The Mix Tape, Vol. 46
Generational clarity, subverting what’s possible, fake-it-till-you-make it, and more.
Welcome! I hope everyone has a terrific 4th of July, if you’re in the United States. Actually, have a great one no matter where you are. The world could use a little fun right about now.
Defining generations
Pet peeve: People complaining about “Millenials” when they really mean Gen Z.
The problem: as we age, we all don’t update our generational frame of reference.
The solution: A handy generational breakdown by birthdate, not age, which is the consistent way to think about generational divisions:
Baby Boomers: Baby boomers were born between 1944 and 1964. They're current between 56-76 years old (76 million in U.S.)
Gen X: Gen X was born between 1965 - 1979 and are currently between 41-55 years old (82 million people in U.S.)
Gen Y: Gen Y, or Millennials, were born between 1980 and 1994. They are currently between 26-40 years old.
Gen Z: Gen Z is the newest generation to be named and were born between 1995 and 2015. They are currently between 5-25 years old (nearly 74 million in U.S.)
The next time you shake your fist in anger at the kids, at least you’ll have the right generational letter.
(Now get off my lawn.)
The Artist’s Way, Week Five
Recovering a sense of possibility
This week focuses on the limiting beliefs around what we can accomplish. If God is driving our creativity, and he’s limitless, then why would we dismiss what can be accomplished through him?
Key ideas: Limits
• We draw limited amounts of God’s power because we don’t consider how powerful he really is.
• God is unlimited in supply — we deprive no one with our abundance.
• We should be willing to receive our good from whatever source it appears in, and not from our preconceived notions of where it should come from
• The desire to appear worldly and sophisticated can block our source and creative flow.
• God will provide.
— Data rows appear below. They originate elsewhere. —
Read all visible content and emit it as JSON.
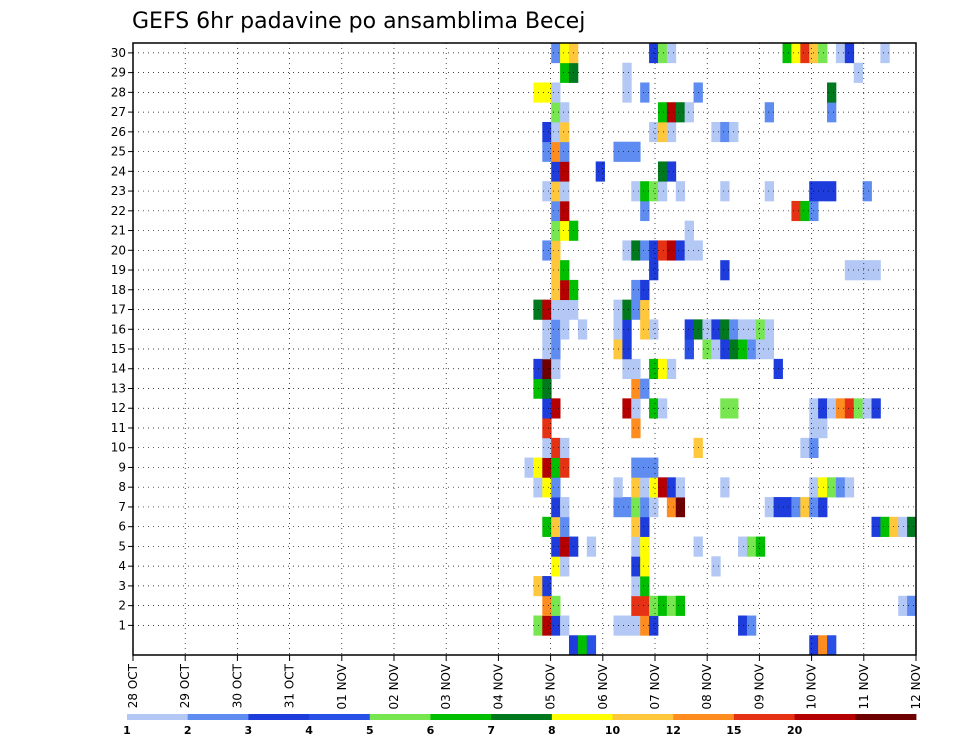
{
  "chart_data": {
    "type": "heatmap",
    "title": "GEFS 6hr padavine po ansamblima Becej",
    "x_tick_labels": [
      "28 OCT",
      "29 OCT",
      "30 OCT",
      "31 OCT",
      "01 NOV",
      "02 NOV",
      "03 NOV",
      "04 NOV",
      "05 NOV",
      "06 NOV",
      "07 NOV",
      "08 NOV",
      "09 NOV",
      "10 NOV",
      "11 NOV",
      "12 NOV"
    ],
    "y_tick_labels": [
      1,
      2,
      3,
      4,
      5,
      6,
      7,
      8,
      9,
      10,
      11,
      12,
      13,
      14,
      15,
      16,
      17,
      18,
      19,
      20,
      21,
      22,
      23,
      24,
      25,
      26,
      27,
      28,
      29,
      30
    ],
    "x_resolution_hours": 6,
    "grid": "dotted",
    "colorbar": {
      "labels": [
        "1",
        "2",
        "3",
        "4",
        "5",
        "6",
        "7",
        "8",
        "10",
        "12",
        "15",
        "20"
      ],
      "colors": [
        "#b4c8f5",
        "#5f8cf0",
        "#1e3cdc",
        "#2850e6",
        "#78e650",
        "#00be00",
        "#00781e",
        "#ffff00",
        "#ffc83c",
        "#ff8c1e",
        "#e63214",
        "#b40000",
        "#6e0000"
      ]
    },
    "cells": [
      {
        "m": 0,
        "c": [
          [
            49,
            2
          ],
          [
            50,
            5
          ],
          [
            51,
            3
          ],
          [
            76,
            2
          ],
          [
            77,
            9
          ],
          [
            78,
            3
          ]
        ]
      },
      {
        "m": 1,
        "c": [
          [
            45,
            4
          ],
          [
            46,
            11
          ],
          [
            47,
            2
          ],
          [
            48,
            0
          ],
          [
            54,
            0
          ],
          [
            55,
            0
          ],
          [
            56,
            0
          ],
          [
            57,
            9
          ],
          [
            58,
            2
          ],
          [
            68,
            2
          ],
          [
            69,
            1
          ]
        ]
      },
      {
        "m": 2,
        "c": [
          [
            46,
            9
          ],
          [
            47,
            4
          ],
          [
            56,
            10
          ],
          [
            57,
            10
          ],
          [
            58,
            4
          ],
          [
            59,
            5
          ],
          [
            60,
            4
          ],
          [
            61,
            5
          ],
          [
            86,
            0
          ],
          [
            87,
            1
          ]
        ]
      },
      {
        "m": 3,
        "c": [
          [
            45,
            8
          ],
          [
            46,
            2
          ],
          [
            56,
            0
          ],
          [
            57,
            5
          ]
        ]
      },
      {
        "m": 4,
        "c": [
          [
            47,
            7
          ],
          [
            48,
            0
          ],
          [
            56,
            2
          ],
          [
            57,
            7
          ],
          [
            65,
            0
          ]
        ]
      },
      {
        "m": 5,
        "c": [
          [
            47,
            2
          ],
          [
            48,
            11
          ],
          [
            49,
            2
          ],
          [
            51,
            0
          ],
          [
            56,
            0
          ],
          [
            57,
            7
          ],
          [
            63,
            0
          ],
          [
            68,
            0
          ],
          [
            69,
            4
          ],
          [
            70,
            5
          ]
        ]
      },
      {
        "m": 6,
        "c": [
          [
            46,
            5
          ],
          [
            47,
            8
          ],
          [
            48,
            1
          ],
          [
            56,
            8
          ],
          [
            57,
            2
          ],
          [
            83,
            2
          ],
          [
            84,
            5
          ],
          [
            85,
            8
          ],
          [
            86,
            0
          ],
          [
            87,
            6
          ]
        ]
      },
      {
        "m": 7,
        "c": [
          [
            47,
            2
          ],
          [
            48,
            0
          ],
          [
            54,
            1
          ],
          [
            55,
            1
          ],
          [
            56,
            4
          ],
          [
            57,
            1
          ],
          [
            58,
            0
          ],
          [
            60,
            9
          ],
          [
            61,
            12
          ],
          [
            71,
            0
          ],
          [
            72,
            2
          ],
          [
            73,
            2
          ],
          [
            74,
            1
          ],
          [
            75,
            8
          ],
          [
            76,
            1
          ],
          [
            77,
            2
          ]
        ]
      },
      {
        "m": 8,
        "c": [
          [
            45,
            0
          ],
          [
            46,
            7
          ],
          [
            47,
            1
          ],
          [
            54,
            0
          ],
          [
            56,
            8
          ],
          [
            57,
            0
          ],
          [
            58,
            7
          ],
          [
            59,
            11
          ],
          [
            60,
            2
          ],
          [
            61,
            0
          ],
          [
            66,
            0
          ],
          [
            76,
            0
          ],
          [
            77,
            7
          ],
          [
            78,
            4
          ],
          [
            79,
            1
          ],
          [
            80,
            0
          ]
        ]
      },
      {
        "m": 9,
        "c": [
          [
            44,
            0
          ],
          [
            45,
            7
          ],
          [
            46,
            11
          ],
          [
            47,
            5
          ],
          [
            48,
            10
          ],
          [
            56,
            1
          ],
          [
            57,
            1
          ],
          [
            58,
            1
          ]
        ]
      },
      {
        "m": 10,
        "c": [
          [
            46,
            0
          ],
          [
            47,
            10
          ],
          [
            48,
            0
          ],
          [
            63,
            8
          ],
          [
            75,
            0
          ],
          [
            76,
            1
          ]
        ]
      },
      {
        "m": 11,
        "c": [
          [
            46,
            10
          ],
          [
            56,
            9
          ],
          [
            76,
            0
          ],
          [
            77,
            0
          ]
        ]
      },
      {
        "m": 12,
        "c": [
          [
            46,
            2
          ],
          [
            47,
            11
          ],
          [
            55,
            11
          ],
          [
            56,
            0
          ],
          [
            58,
            5
          ],
          [
            59,
            0
          ],
          [
            66,
            4
          ],
          [
            67,
            4
          ],
          [
            76,
            0
          ],
          [
            77,
            2
          ],
          [
            78,
            0
          ],
          [
            79,
            9
          ],
          [
            80,
            10
          ],
          [
            81,
            4
          ],
          [
            82,
            0
          ],
          [
            83,
            2
          ]
        ]
      },
      {
        "m": 13,
        "c": [
          [
            45,
            5
          ],
          [
            46,
            6
          ],
          [
            56,
            9
          ],
          [
            57,
            1
          ]
        ]
      },
      {
        "m": 14,
        "c": [
          [
            45,
            2
          ],
          [
            46,
            12
          ],
          [
            47,
            0
          ],
          [
            55,
            0
          ],
          [
            56,
            0
          ],
          [
            58,
            5
          ],
          [
            59,
            7
          ],
          [
            60,
            0
          ],
          [
            72,
            2
          ]
        ]
      },
      {
        "m": 15,
        "c": [
          [
            46,
            0
          ],
          [
            47,
            1
          ],
          [
            54,
            8
          ],
          [
            55,
            2
          ],
          [
            62,
            3
          ],
          [
            64,
            4
          ],
          [
            65,
            0
          ],
          [
            66,
            2
          ],
          [
            67,
            6
          ],
          [
            68,
            5
          ],
          [
            69,
            1
          ],
          [
            70,
            0
          ],
          [
            71,
            0
          ]
        ]
      },
      {
        "m": 16,
        "c": [
          [
            46,
            0
          ],
          [
            47,
            1
          ],
          [
            48,
            0
          ],
          [
            50,
            0
          ],
          [
            54,
            0
          ],
          [
            55,
            2
          ],
          [
            57,
            8
          ],
          [
            58,
            0
          ],
          [
            62,
            2
          ],
          [
            63,
            6
          ],
          [
            64,
            0
          ],
          [
            65,
            2
          ],
          [
            66,
            6
          ],
          [
            67,
            1
          ],
          [
            68,
            0
          ],
          [
            69,
            0
          ],
          [
            70,
            4
          ],
          [
            71,
            0
          ]
        ]
      },
      {
        "m": 17,
        "c": [
          [
            45,
            6
          ],
          [
            46,
            11
          ],
          [
            47,
            0
          ],
          [
            48,
            0
          ],
          [
            49,
            0
          ],
          [
            54,
            0
          ],
          [
            55,
            6
          ],
          [
            56,
            1
          ],
          [
            57,
            8
          ]
        ]
      },
      {
        "m": 18,
        "c": [
          [
            47,
            8
          ],
          [
            48,
            11
          ],
          [
            49,
            5
          ],
          [
            56,
            1
          ],
          [
            57,
            2
          ]
        ]
      },
      {
        "m": 19,
        "c": [
          [
            47,
            8
          ],
          [
            48,
            5
          ],
          [
            58,
            2
          ],
          [
            66,
            2
          ],
          [
            80,
            0
          ],
          [
            81,
            0
          ],
          [
            82,
            0
          ],
          [
            83,
            0
          ]
        ]
      },
      {
        "m": 20,
        "c": [
          [
            46,
            1
          ],
          [
            47,
            8
          ],
          [
            55,
            0
          ],
          [
            56,
            6
          ],
          [
            57,
            1
          ],
          [
            58,
            2
          ],
          [
            59,
            10
          ],
          [
            60,
            11
          ],
          [
            61,
            2
          ],
          [
            62,
            0
          ],
          [
            63,
            0
          ]
        ]
      },
      {
        "m": 21,
        "c": [
          [
            47,
            4
          ],
          [
            48,
            7
          ],
          [
            49,
            5
          ],
          [
            62,
            0
          ]
        ]
      },
      {
        "m": 22,
        "c": [
          [
            47,
            1
          ],
          [
            48,
            11
          ],
          [
            57,
            1
          ],
          [
            74,
            10
          ],
          [
            75,
            5
          ],
          [
            76,
            1
          ]
        ]
      },
      {
        "m": 23,
        "c": [
          [
            46,
            0
          ],
          [
            47,
            8
          ],
          [
            48,
            0
          ],
          [
            56,
            0
          ],
          [
            57,
            5
          ],
          [
            58,
            4
          ],
          [
            59,
            0
          ],
          [
            61,
            0
          ],
          [
            66,
            0
          ],
          [
            71,
            0
          ],
          [
            76,
            2
          ],
          [
            77,
            2
          ],
          [
            78,
            2
          ],
          [
            82,
            1
          ]
        ]
      },
      {
        "m": 24,
        "c": [
          [
            47,
            2
          ],
          [
            48,
            11
          ],
          [
            52,
            2
          ],
          [
            59,
            6
          ],
          [
            60,
            2
          ]
        ]
      },
      {
        "m": 25,
        "c": [
          [
            46,
            1
          ],
          [
            47,
            9
          ],
          [
            48,
            1
          ],
          [
            54,
            1
          ],
          [
            55,
            1
          ],
          [
            56,
            1
          ]
        ]
      },
      {
        "m": 26,
        "c": [
          [
            46,
            2
          ],
          [
            47,
            0
          ],
          [
            48,
            8
          ],
          [
            58,
            0
          ],
          [
            59,
            8
          ],
          [
            60,
            0
          ],
          [
            65,
            0
          ],
          [
            66,
            1
          ],
          [
            67,
            0
          ]
        ]
      },
      {
        "m": 27,
        "c": [
          [
            47,
            4
          ],
          [
            48,
            0
          ],
          [
            59,
            5
          ],
          [
            60,
            11
          ],
          [
            61,
            6
          ],
          [
            62,
            0
          ],
          [
            71,
            1
          ],
          [
            78,
            1
          ]
        ]
      },
      {
        "m": 28,
        "c": [
          [
            45,
            7
          ],
          [
            46,
            7
          ],
          [
            47,
            0
          ],
          [
            55,
            0
          ],
          [
            57,
            1
          ],
          [
            63,
            1
          ],
          [
            78,
            6
          ]
        ]
      },
      {
        "m": 29,
        "c": [
          [
            48,
            5
          ],
          [
            49,
            6
          ],
          [
            55,
            0
          ],
          [
            81,
            0
          ]
        ]
      },
      {
        "m": 30,
        "c": [
          [
            47,
            1
          ],
          [
            48,
            7
          ],
          [
            49,
            8
          ],
          [
            58,
            2
          ],
          [
            59,
            4
          ],
          [
            60,
            0
          ],
          [
            73,
            5
          ],
          [
            74,
            7
          ],
          [
            75,
            10
          ],
          [
            76,
            8
          ],
          [
            77,
            4
          ],
          [
            79,
            0
          ],
          [
            80,
            2
          ],
          [
            84,
            0
          ]
        ]
      }
    ]
  }
}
We must listen for how.
• “You must first be who you really are, then, do what you need to do, in order to have what you want” — Margaret Young
In short: take the governor off your expectations.
The greatest value
The morning pages — writing ~750 words first thing each morning — remain massively valuable and drive about 90% of the book’s value.
Writing the morning pages clears out anxiety, limiting beliefs, and a bunch of other mental garbage you don’t even know you’re carrying around with you.
With your mind cleared, you’re freer to be productive and creative the rest of the day.
How to lead a writing group (when you don’t know what you’re doing)
With the help of some good advice (thanks Kevin!) I applied for, and later accepted, an alumni mentor role in the Write of Passage online course.
This cohort has over 300 students from 30 countries, including a two-time NYT best selling author, the founder of a major online newsletter company, and various others with generally intimidating accomplishments.
My role is to lead a weekly writing group of about 15 of these students as they work through the assignments and develop a lasting process for writing online.
For me, this is fake-it-till-you-make-it, out loud and in public.
So I jotted down my philosophy for leading my group:
And after God and my family, what keeps me going through a difficult and lengthy career transition is process.
In particular, the process of fitness training, and the process of writing.
There are a lot of parallels between fitness training and writing: the mental discipline, the consistency of effort, and the struggle and satisfaction of completing that day’s work.
I want to create that kind shared experience in our Write of Passage writing group.
We will lean on and lean into @david_perell’s process,
We will encourage each other to advance—at a speed that works for each of us individually
We will celebrate our efforts, and then surrender the results, letting a higher power handle the outcomes of what we publish.
Rigor, effort, encouragement.
We will take satisfaction in the effort and in helping each other advance and improve.
Handle those, and the results will take care of themselves.